1. Assume that today, zero coupon bonds maturing in 6 months, 1 year and 1 and half a year are quoted at 99.1338, 97.8925, and 96.1531.

(a) Compute the todays continuously compounded rate of interests on zeros of varying maturities.

(b) Assume that the interest rate follows one-period binomial tree process such that the current

interest rate can go up to 3.39% or down to 0.95% in 6 months. What will happen to the price

of 1-year bond in each scenario?

(c) Consider an interest rate option, which matures in 6 months, with a payoff equal to 100*max(rk-r1, 0)

, where rk is the strike rate of 2%, and r1 denotes the interest rate in 6 months.
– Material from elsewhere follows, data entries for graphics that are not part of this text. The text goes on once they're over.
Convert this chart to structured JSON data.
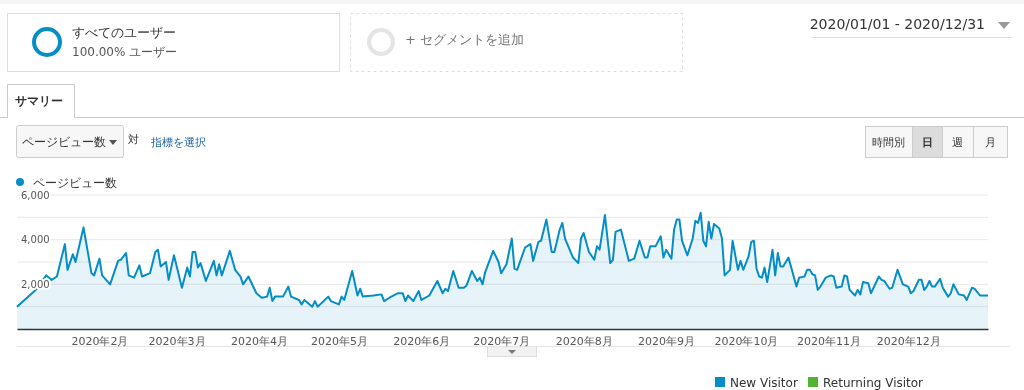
{
  "chart_data": {
    "type": "area",
    "legend": "top left",
    "grid": "y",
    "xlim": [
      "2020-01-01",
      "2020-12-31"
    ],
    "xticks": [
      {
        "value": "2020-02-01",
        "label": "2020年2月"
      },
      {
        "value": "2020-03-01",
        "label": "2020年3月"
      },
      {
        "value": "2020-04-01",
        "label": "2020年4月"
      },
      {
        "value": "2020-05-01",
        "label": "2020年5月"
      },
      {
        "value": "2020-06-01",
        "label": "2020年6月"
      },
      {
        "value": "2020-07-01",
        "label": "2020年7月"
      },
      {
        "value": "2020-08-01",
        "label": "2020年8月"
      },
      {
        "value": "2020-09-01",
        "label": "2020年9月"
      },
      {
        "value": "2020-10-01",
        "label": "2020年10月"
      },
      {
        "value": "2020-11-01",
        "label": "2020年11月"
      },
      {
        "value": "2020-12-01",
        "label": "2020年12月"
      }
    ],
    "ylim": [
      0,
      6000
    ],
    "yticks": [
      {
        "value": 1000,
        "label": null
      },
      {
        "value": 2000,
        "label": "2,000"
      },
      {
        "value": 3000,
        "label": null
      },
      {
        "value": 4000,
        "label": "4,000"
      },
      {
        "value": 5000,
        "label": null
      },
      {
        "value": 6000,
        "label": "6,000"
      }
    ],
    "annotations": [
      "すべてのユーザー",
      "100.00% ユーザー",
      "+ セグメントを追加",
      "2020/01/01 - 2020/12/31",
      "サマリー",
      "ページビュー数",
      "対",
      "指標を選択",
      "時間別",
      "日",
      "週",
      "月",
      "New Visitor",
      "Returning Visitor"
    ],
    "x": [
      "2020-01-01",
      "2020-01-08",
      "2020-01-12",
      "2020-01-14",
      "2020-01-16",
      "2020-01-19",
      "2020-01-20",
      "2020-01-22",
      "2020-01-23",
      "2020-01-26",
      "2020-01-29",
      "2020-01-30",
      "2020-02-01",
      "2020-02-02",
      "2020-02-05",
      "2020-02-08",
      "2020-02-09",
      "2020-02-11",
      "2020-02-12",
      "2020-02-14",
      "2020-02-16",
      "2020-02-17",
      "2020-02-20",
      "2020-02-22",
      "2020-02-23",
      "2020-02-24",
      "2020-02-26",
      "2020-02-27",
      "2020-02-29",
      "2020-03-03",
      "2020-03-05",
      "2020-03-06",
      "2020-03-07",
      "2020-03-08",
      "2020-03-09",
      "2020-03-10",
      "2020-03-12",
      "2020-03-15",
      "2020-03-16",
      "2020-03-17",
      "2020-03-18",
      "2020-03-21",
      "2020-03-23",
      "2020-03-25",
      "2020-03-26",
      "2020-03-28",
      "2020-03-31",
      "2020-04-02",
      "2020-04-04",
      "2020-04-05",
      "2020-04-06",
      "2020-04-07",
      "2020-04-10",
      "2020-04-12",
      "2020-04-13",
      "2020-04-16",
      "2020-04-17",
      "2020-04-18",
      "2020-04-21",
      "2020-04-22",
      "2020-04-23",
      "2020-04-27",
      "2020-04-28",
      "2020-05-01",
      "2020-05-02",
      "2020-05-03",
      "2020-05-06",
      "2020-05-08",
      "2020-05-09",
      "2020-05-10",
      "2020-05-14",
      "2020-05-17",
      "2020-05-18",
      "2020-05-20",
      "2020-05-23",
      "2020-05-25",
      "2020-05-26",
      "2020-05-27",
      "2020-05-29",
      "2020-05-31",
      "2020-06-01",
      "2020-06-04",
      "2020-06-07",
      "2020-06-09",
      "2020-06-10",
      "2020-06-11",
      "2020-06-13",
      "2020-06-15",
      "2020-06-17",
      "2020-06-18",
      "2020-06-20",
      "2020-06-22",
      "2020-06-23",
      "2020-06-24",
      "2020-06-25",
      "2020-06-28",
      "2020-06-30",
      "2020-07-01",
      "2020-07-03",
      "2020-07-05",
      "2020-07-06",
      "2020-07-07",
      "2020-07-10",
      "2020-07-12",
      "2020-07-13",
      "2020-07-15",
      "2020-07-16",
      "2020-07-18",
      "2020-07-20",
      "2020-07-21",
      "2020-07-23",
      "2020-07-24",
      "2020-07-25",
      "2020-07-28",
      "2020-07-30",
      "2020-07-31",
      "2020-08-01",
      "2020-08-03",
      "2020-08-05",
      "2020-08-06",
      "2020-08-07",
      "2020-08-09",
      "2020-08-11",
      "2020-08-12",
      "2020-08-13",
      "2020-08-15",
      "2020-08-18",
      "2020-08-20",
      "2020-08-22",
      "2020-08-24",
      "2020-08-25",
      "2020-08-26",
      "2020-08-28",
      "2020-08-30",
      "2020-08-31",
      "2020-09-01",
      "2020-09-03",
      "2020-09-04",
      "2020-09-05",
      "2020-09-06",
      "2020-09-07",
      "2020-09-09",
      "2020-09-11",
      "2020-09-12",
      "2020-09-13",
      "2020-09-14",
      "2020-09-15",
      "2020-09-16",
      "2020-09-17",
      "2020-09-18",
      "2020-09-19",
      "2020-09-21",
      "2020-09-22",
      "2020-09-23",
      "2020-09-25",
      "2020-09-26",
      "2020-09-28",
      "2020-09-29",
      "2020-09-30",
      "2020-10-02",
      "2020-10-03",
      "2020-10-04",
      "2020-10-05",
      "2020-10-06",
      "2020-10-07",
      "2020-10-08",
      "2020-10-09",
      "2020-10-11",
      "2020-10-12",
      "2020-10-13",
      "2020-10-14",
      "2020-10-15",
      "2020-10-17",
      "2020-10-20",
      "2020-10-21",
      "2020-10-23",
      "2020-10-24",
      "2020-10-25",
      "2020-10-26",
      "2020-10-27",
      "2020-10-28",
      "2020-10-29",
      "2020-10-31",
      "2020-11-02",
      "2020-11-03",
      "2020-11-04",
      "2020-11-06",
      "2020-11-07",
      "2020-11-08",
      "2020-11-09",
      "2020-11-11",
      "2020-11-12",
      "2020-11-13",
      "2020-11-14",
      "2020-11-16",
      "2020-11-17",
      "2020-11-20",
      "2020-11-21",
      "2020-11-22",
      "2020-11-24",
      "2020-11-25",
      "2020-11-27",
      "2020-11-29",
      "2020-12-01",
      "2020-12-02",
      "2020-12-03",
      "2020-12-05",
      "2020-12-06",
      "2020-12-07",
      "2020-12-08",
      "2020-12-09",
      "2020-12-10",
      "2020-12-11",
      "2020-12-13",
      "2020-12-14",
      "2020-12-16",
      "2020-12-17",
      "2020-12-18",
      "2020-12-20",
      "2020-12-22",
      "2020-12-23",
      "2020-12-25",
      "2020-12-26",
      "2020-12-28",
      "2020-12-31"
    ],
    "series": [
      {
        "name": "ページビュー数",
        "color": "#058dc7",
        "values": [
          1000,
          1750,
          2400,
          2200,
          2350,
          3800,
          2650,
          3350,
          3000,
          4550,
          2500,
          2400,
          3150,
          2400,
          2000,
          3050,
          3100,
          3400,
          2400,
          2300,
          2850,
          2350,
          2500,
          3450,
          3550,
          2800,
          3000,
          2200,
          3300,
          1850,
          2750,
          2350,
          3450,
          3450,
          2750,
          2950,
          2150,
          3050,
          2400,
          2900,
          2400,
          3500,
          2650,
          2350,
          2000,
          2350,
          1600,
          1400,
          1450,
          1850,
          1250,
          1450,
          1450,
          1900,
          1450,
          1300,
          1100,
          1300,
          1000,
          1250,
          1000,
          1450,
          1250,
          1100,
          1450,
          1300,
          2600,
          1500,
          1800,
          1450,
          1500,
          1550,
          1250,
          1400,
          1600,
          1600,
          1250,
          1500,
          1250,
          1700,
          1300,
          1500,
          2150,
          1600,
          1800,
          1700,
          2600,
          1850,
          1850,
          1950,
          2600,
          2150,
          2300,
          2000,
          2550,
          3500,
          3000,
          2500,
          2900,
          4050,
          2700,
          2650,
          3650,
          3800,
          3050,
          3900,
          3950,
          4900,
          3450,
          3450,
          4450,
          4750,
          4050,
          3200,
          2950,
          4050,
          4300,
          3450,
          3100,
          3700,
          3550,
          5100,
          2950,
          3100,
          4350,
          4450,
          3050,
          3150,
          3950,
          3200,
          3200,
          3700,
          3700,
          4150,
          3200,
          3550,
          3150,
          4450,
          4900,
          4900,
          3950,
          3300,
          4050,
          4850,
          4750,
          5200,
          3950,
          3700,
          4800,
          4050,
          4700,
          4500,
          4050,
          2400,
          2650,
          3950,
          2650,
          3050,
          2650,
          3250,
          3900,
          3950,
          2700,
          2350,
          2300,
          2750,
          2100,
          3550,
          2400,
          3400,
          2800,
          2800,
          3200,
          1900,
          2300,
          2350,
          2650,
          2650,
          2450,
          2400,
          1750,
          1900,
          2300,
          2400,
          2350,
          1850,
          1900,
          2400,
          2350,
          1750,
          1500,
          1750,
          1550,
          2100,
          2050,
          1600,
          2350,
          2200,
          2150,
          1800,
          1850,
          2650,
          2000,
          1900,
          1600,
          1700,
          2200,
          2200,
          1750,
          1900,
          2150,
          1900,
          1900,
          2250,
          1850,
          1450,
          1600,
          2000,
          1550,
          1500,
          1300,
          1850,
          1800,
          1500,
          1500
        ]
      }
    ]
  }
}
Show a portfolio of zero coupon bonds that replicates the payoffs of the interest rate option.

(d) Consider a swap that pays in 6 months the amount (100/2)*(r1-c) , where c is the swap rate, and

is 2%. Compute the value of the swap when the interest rate changes, and construct a

replicating portfolio of bonds.

(e) Consider a bond option that matures in 6 months, where the underlying is a 6-month bond.

Assume that the strike price is $99.00. Compute the payoff of the bond option in 6 months and form a replicating portfolio of zeros.

2. Assume that the probability of the interest rate going up is 50%. Compute the dollar price of risk and compute the value of the interest rate securities in (1c), (1d) and (1e) above using the market price of risk.

3. Use the risk neutral probability to compute the value of the interest rate securities in (1c), (1d) and (1e) above.